I am now some months into it, well into maintenance mode. I’m pleased to report that I haven’t given up, and it’s actually working for me. I have a path for pretty much all paper that enters the house. It comes in and goes through junk filtering. Junk gets tossed, the interesting stuff gets sat on the desk next to the scanner, generally unopened. Magazines go in the magazine basket, never to be seen again (except by the 1 year old, who eats them), catalogs go in the recycle bin before my wife can see them, anything with an account number, name, etc. go in the pile to be checked for scanning and shredding. Once or twice a week, I go sit down, open the envelopes and repeat the junk filtering above. Any offers, especially credit offers, are shredded. I have enough to keep my life busy.

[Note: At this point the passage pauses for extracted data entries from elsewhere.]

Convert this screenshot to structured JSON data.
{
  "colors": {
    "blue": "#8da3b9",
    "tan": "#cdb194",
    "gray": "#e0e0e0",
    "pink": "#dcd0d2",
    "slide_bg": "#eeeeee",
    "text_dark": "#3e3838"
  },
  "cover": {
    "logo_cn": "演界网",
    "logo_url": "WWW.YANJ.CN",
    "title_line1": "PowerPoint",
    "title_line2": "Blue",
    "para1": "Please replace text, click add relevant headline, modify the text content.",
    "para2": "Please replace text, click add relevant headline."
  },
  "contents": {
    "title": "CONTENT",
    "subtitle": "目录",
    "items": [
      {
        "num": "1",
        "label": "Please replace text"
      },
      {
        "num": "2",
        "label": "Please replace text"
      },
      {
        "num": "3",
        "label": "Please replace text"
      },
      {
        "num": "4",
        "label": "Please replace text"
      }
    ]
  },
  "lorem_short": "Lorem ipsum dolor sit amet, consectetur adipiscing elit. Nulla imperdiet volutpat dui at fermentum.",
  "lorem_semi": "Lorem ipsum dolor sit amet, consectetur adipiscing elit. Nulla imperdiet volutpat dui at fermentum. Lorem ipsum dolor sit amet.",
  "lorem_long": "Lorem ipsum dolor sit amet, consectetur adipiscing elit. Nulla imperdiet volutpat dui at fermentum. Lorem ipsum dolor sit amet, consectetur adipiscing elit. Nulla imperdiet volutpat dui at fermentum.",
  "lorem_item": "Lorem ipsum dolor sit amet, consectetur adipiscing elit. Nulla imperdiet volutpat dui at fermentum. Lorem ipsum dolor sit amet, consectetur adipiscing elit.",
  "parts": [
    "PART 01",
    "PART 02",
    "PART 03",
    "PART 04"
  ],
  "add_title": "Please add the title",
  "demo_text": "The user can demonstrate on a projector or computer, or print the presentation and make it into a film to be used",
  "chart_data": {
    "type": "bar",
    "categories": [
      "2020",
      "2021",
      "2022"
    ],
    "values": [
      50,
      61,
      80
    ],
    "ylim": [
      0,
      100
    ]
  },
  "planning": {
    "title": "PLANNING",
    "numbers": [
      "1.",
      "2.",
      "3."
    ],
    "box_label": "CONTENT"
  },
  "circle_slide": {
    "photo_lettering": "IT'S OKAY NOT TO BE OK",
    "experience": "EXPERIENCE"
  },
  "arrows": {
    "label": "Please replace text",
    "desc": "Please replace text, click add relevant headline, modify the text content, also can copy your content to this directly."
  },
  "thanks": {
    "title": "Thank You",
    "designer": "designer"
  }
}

Statements are scanned and then put on the shredder for later batch shredding. DMV and periodic payments are scanned and then put on the same pile. This accounts for most of the things that come in. Afterward, I shred the paper and it’s done. The next phase is done on the laptop.

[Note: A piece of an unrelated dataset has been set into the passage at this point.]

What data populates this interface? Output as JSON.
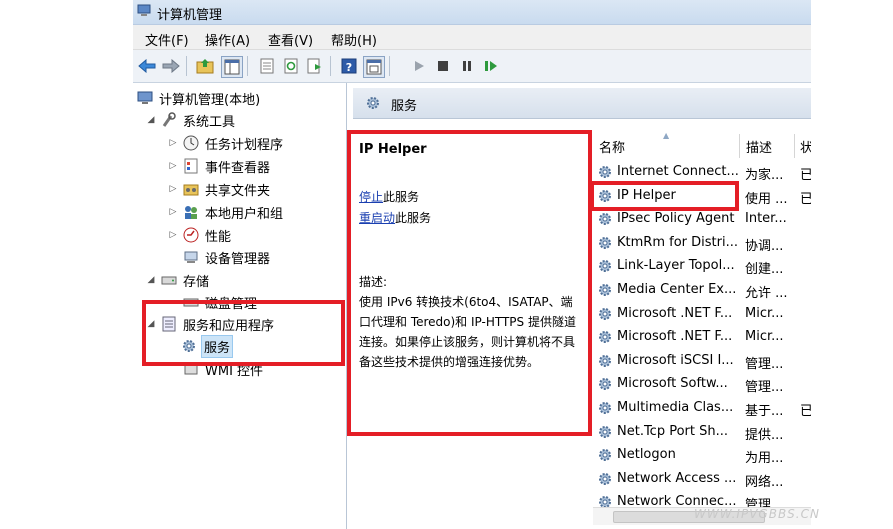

On my particular laptop (MacBook Pro), I installed a bit called MarcoPolo, which lets me have things happen when it things you’re in a particular place. So the next time I open the laptop at home, it will go get those scans off the network share and put them in my Pending Documents directory. Next time after that I open Yep, I have a list of files to be tagged and dealt with. The statements are generally a one-step into Quicken in my VMware Fusion Windows XP Quicken Box (longer article pending there), where I put in the amounts and hit send once I’ve done them all. Easy. Then I put the tags on those files and they’re no longer “new”. Sometimes, when I’m filing without quicken up, I just tag them “todo” and come back to them later. It’s quick enough I usually do it all at once. Once this is done, I’ve pretty much dealt with everything on the pending list. Occasionally I’ll get a bill that’s due some months out (Car insurance, etc.) and they get put in the Scheduled Transactions in Quicken, to be sent either automatically within 2 weeks beforehand or whatever.

I have another thing that I’ve learned to do for forms that I fill out occasionally. I picked up a ScanSnap for my mac, and it came with an older version of Adobe Acrobat Pro. I scanned in the form for my flexible spending plan and turned it into a form to turn in our babysitting and health stuff. So now I go type a couple amounts, print, sign, and fax. If I had thought ahead enough to sign it first, I could probably just email it in, but that has other dangers. Fax is more obscure if nothing, so I’ve stuck to that for now.

So the tagging itself for documents hasn’t changed much. I have added a new category called Articles that covers newspaper clippings, interesting bits PDF’d off the internet, etc. that I want to keep static and offline. Otherwise, things are just as I’ve described before. The whole process from start to finish takes less than 10 minutes for each step, done maybe once or twice a week in three steps. Heck, I don’t even have to remember to download the files anymore, saving me a serious step (rsync to an unmounted network share via auto-launched Applescript – beautiful).

Remind me to write up more on what I do with MarcoPolo, I’m very pleased with it once it’s configured, but I hate the configuration.